• jmcs
    +1

    I don't see this being an issue because the way we train AIs will not produce general AIs but very focused ones, like Linus said.

    We apply a very strong artificial selection to AIs, and as we do not expect cows and chickens to rise against us we shouldn't also expect an AI uprising.

    • Mtat
      +1

      What makes you think "we" will only build "focused ones"? What makes you believe Kim Yun Ill, Hassan bin Al Quida and Dr. Evil won't build their own A.I:s with completely different parameters.

      • jmcs (edited 8 years ago)
        +3

        Mostly for the reason why we build AIs. If you exclude academic interest all AIs are built to solve specific problems. And even then, almost all AI research assumes an AI optimized to solve something.

        • Mtat
          +3

          Yeah today but tomorrow the interest might be different. Most people that are on the naive street, like you seems to be, are confident that:

          1. The A.I. will be developed and remain a general specific A.I and not evolve into some kind of Artificial Sentience "and it will be that way because if somebody made it differently I would be able to stop it". 2. The intelligence would remain "at about our level of intelligence and not greatly surpass it".

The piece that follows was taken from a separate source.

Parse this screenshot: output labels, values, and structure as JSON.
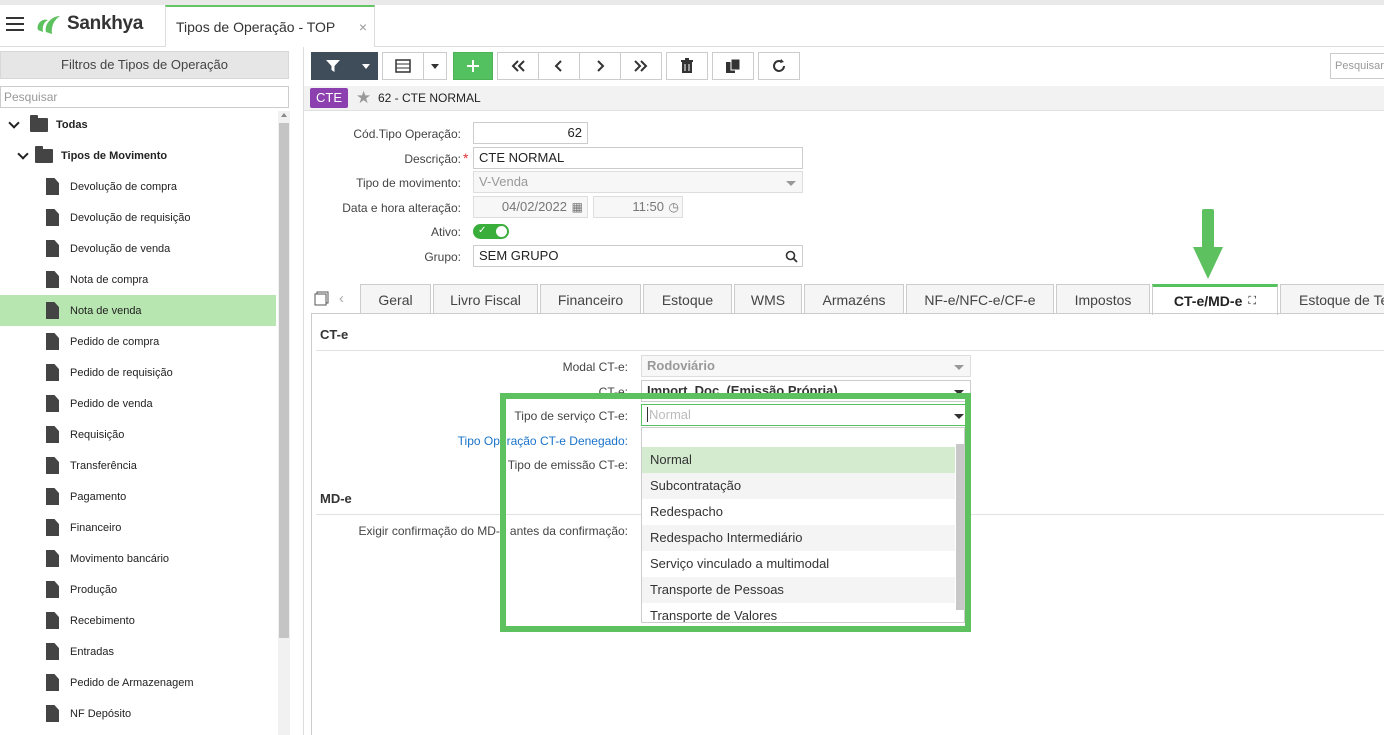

          You don't have to know much about anything to realize that both arguments are absurd and non-applicable on the subject.

          • jmcs (edited 8 years ago)
            +3

            I'm not naive, I actually have academic and work experience with AIs. Doing a human like AI would literally be tying your hand behind your back, there is no point for a general AI when you can make one much better for your problem if you train one specifically for your problem, it's not something different from what mankind has been doing for millennia with domesticated animals.

    • Nerdeiro
      +1

      We don't train general AIs NOW, but soon we'll need them, just look at Japan. The Geriatric crisis (too many elders, not enough young to care for them) is creating a cottage industry of care-taking robots. Right now those robots are very limited, to the point that I don't believe them to be that useful, but with the appropriate level of general AI, they might become very useful.

      This kind of robotic AI is the ones we have to keep in check. Give them general AIs, but make sure they're friendly towards humans, even if this requires some kind of "Robot Rights Act", to ensure they don't feel threatened by humans.